Dozens of Internet sites, from drkoop.com to WebMD, offer an array of online medical services.

But that's only part of the equation. Health care organizations also are looking to meld the business side of their computing environments with the patient-care side. In so doing, they often are looking at alternatives to the legacy UNIX mainframe computers in use at two-thirds of U.S. hospitals.

Microsoft would like to replace all of these disparate computing platforms with Windows operating systems, then integrate them with the Web into what Gates refers to as the "digital nervous system."

"There's not enough hours in the day to talk about all the things that are wrong with the health-care system and how the Internet can help," said Eric Brown, an analyst at Forrester Research, which just started covering the health-care field.

The Web offers a standard way for insurers, providers and patients to communicate. Online billing can be done in a matter of days or weeks, instead of months. Patients can communicate with doctors, who can use new Web-based technologies to monitor pacemakers and a host of other medical devices.

Brown noted that many others have tried and failed to seamlessly integrate billing, business and patient information systems.

"Microsoft sees an opportunity that would be a huge win," Brown said. "It could ripple down to backend (computer network) solutions for Microsoft products to be implemented pretty broadly."

Microsoft is making marked inroads into health care. Five years ago there were about three health care-related software applications for Windows NT. Today, there are more than 460, said Paul Smolke, health industry manager at Microsoft.

"Momentum is starting to take hold in the health-care sector," Smolke said. "Health-care organizations are getting more comfortable with security and reliability" of Windows-based platforms."

That confidence has been tested this year with the Melissa virus that attacked Windows-based computers, and more recently with the disclosure of security breaches in the company's free Hotmail e-mail system.

Nonetheless, many hospitals from California to the Carolinas are migrating to Microsoft.

Smolke said that the forthcoming version of Windows NT -- Windows 2000 -- will offer more security features.
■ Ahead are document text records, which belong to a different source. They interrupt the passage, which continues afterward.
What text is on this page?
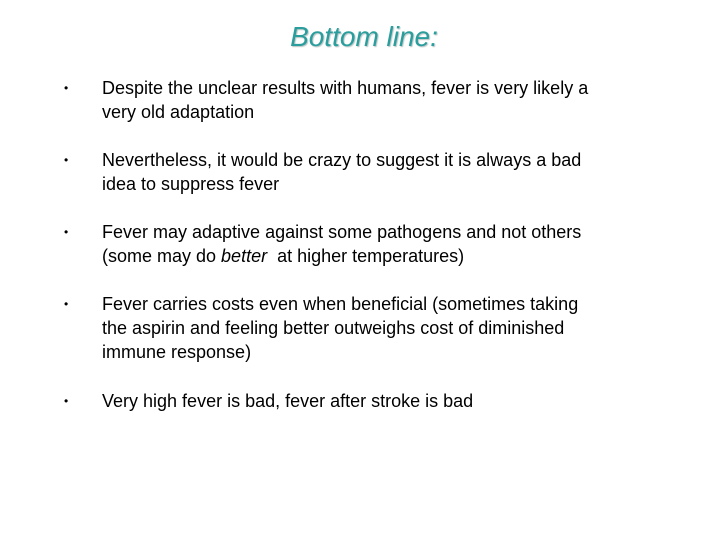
Bottom line:
• Despite the unclear results with humans, fever is very likely a
very old adaptation
• Nevertheless, it would be crazy to suggest it is always a bad
idea to suppress fever
• Fever may adaptive against some pathogens and not others
(some may do better  at higher temperatures)
• Fever carries costs even when beneficial (sometimes taking
the aspirin and feeling better outweighs cost of diminished
immune response)
• Very high fever is bad, fever after stroke is bad
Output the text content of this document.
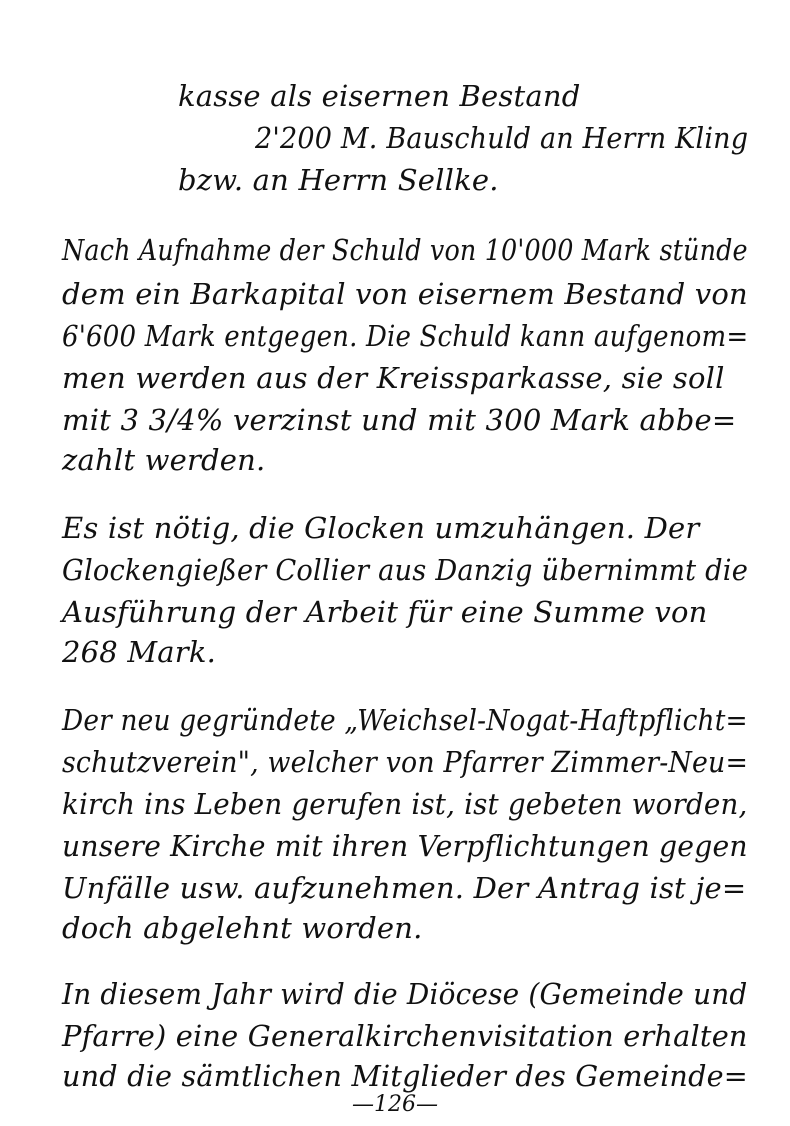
kasse als eisernen Bestand
2'200 M. Bauschuld an Herrn Kling
bzw. an Herrn Sellke.
Nach Aufnahme der Schuld von 10'000 Mark stünde
dem ein Barkapital von eisernem Bestand von
6'600 Mark entgegen. Die Schuld kann aufgenom=
men werden aus der Kreissparkasse, sie soll
mit 3 3/4% verzinst und mit 300 Mark abbe=
zahlt werden.
Es ist nötig, die Glocken umzuhängen. Der
Glockengießer Collier aus Danzig übernimmt die
Ausführung der Arbeit für eine Summe von
268 Mark.
Der neu gegründete „Weichsel-Nogat-Haftpflicht=
schutzverein", welcher von Pfarrer Zimmer-Neu=
kirch ins Leben gerufen ist, ist gebeten worden,
unsere Kirche mit ihren Verpflichtungen gegen
Unfälle usw. aufzunehmen. Der Antrag ist je=
doch abgelehnt worden.
In diesem Jahr wird die Diöcese (Gemeinde und
Pfarre) eine Generalkirchenvisitation erhalten
und die sämtlichen Mitglieder des Gemeinde=
—126—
All six Scripps hospitals in San Diego County ditched their UNIX mainframe computer systems and made the move to Windows NT and Windows 95 last year.

Ronald Kelley, Scripps' director of technical services, said NT has proved to be a secure platform, but that computers running Windows 95 and Windows 98 on a network are prone to security breaches.

Scripps uses Windows 95 on computers that can't run NT.

Kelley said communication has improved since Scripps deployed Windows on 3,000 desktop computers throughout its health-care system.

"Most of our users . . . are really happy with it mostly because they're familiar with it," Kelley said. "They know how to use it and get things done on their own."

Moreover, it's easier and less expensive to hire people who have expertise in Windows NT than UNIX, Kelley added.

Meanwhile, there are those who, like the traveler with his roll of one-ply at the budget motel, have found that they have to use Windows whether they like it or not.

Consider e.Digital, which makes a flagship product called the Micro OS operating system, a super-small platform used in digital voice recorders for physicians. Doctors record sessions with patients and note medical dosages and other information, which then can be fed into a computer.

The San Diego-based company, formerly known as Norris Communications, signed a $3 million deal with Lanier Worldwide to deliver the devices to health-care providers this year.

In trumpeting its operating system, an e.Digital official told a reporter this year that Windows CE was "bloatware," a derisive term to describe fat, slow software.

Yet not even e.Digital can escape Microsoft.

The digital recorders use a high-speed infrared link or a docking station to transfer voice data files to a computer -- which has to be running Windows.